Currently, Bloom filter indexes are not generally available in Tinybird. However, we did enable them for this Enterprise customer. If you think you need a Bloom filter with your data in Tinybird, reach out to us in the Tinybird Slack community or through your dedicated Enterprise Slack channel.
How does a Bloom filter improve the efficiency of searching for uncommon terms in large datasets?
Bloom filters can greatly improve the efficiency of searching for uncommon terms in large datasets by reducing the need for expensive disk reads. It quickly determines whether the term might be present in the data set, allowing the system to bypass unrelated data.
What are the benefits and drawbacks of using Bloom filters in ClickHouse?
Bloom filters can significantly speed up text searches and reduce the amount of data scanned in ClickHouse. However, this comes with increased storage needs due to the nature of the Bloom filter data structure. It's important to find a balance based on specific requirements and storage capabilities.
Why is performance testing important when configuring Bloom filters in ClickHouse?
Performance testing is crucial when configuring Bloom filters because it helps determine the optimal settings for your specific needs. It enables you to find the right balance between query speed, scan size reduction, and storage usage.
What is Tinybird?
Tinybird is a real-time analytics API platform that makes it easier to work with large amounts of data.
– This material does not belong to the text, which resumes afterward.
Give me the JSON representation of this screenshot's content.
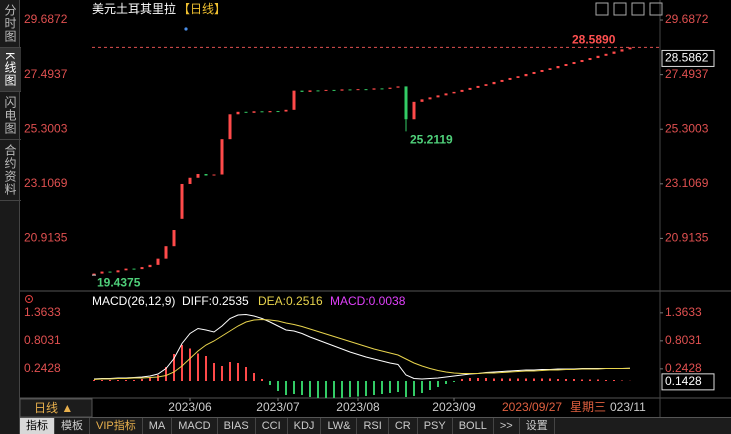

It is designed to ingest, store, and analyze large datasets in real-time, providing users with the ability to gain insights and make data-driven decisions quickly and efficiently.
How does Tinybird use ClickHouse?
Tinybird leverages the power of ClickHouse, an open-source column-oriented database management system, as the underlying technology for data storage and management. ClickHouse's capability for high-speed data insertion and querying combined with Tinybird's analytical tools and intuitive API interface provide an efficient way to handle large volumes of data.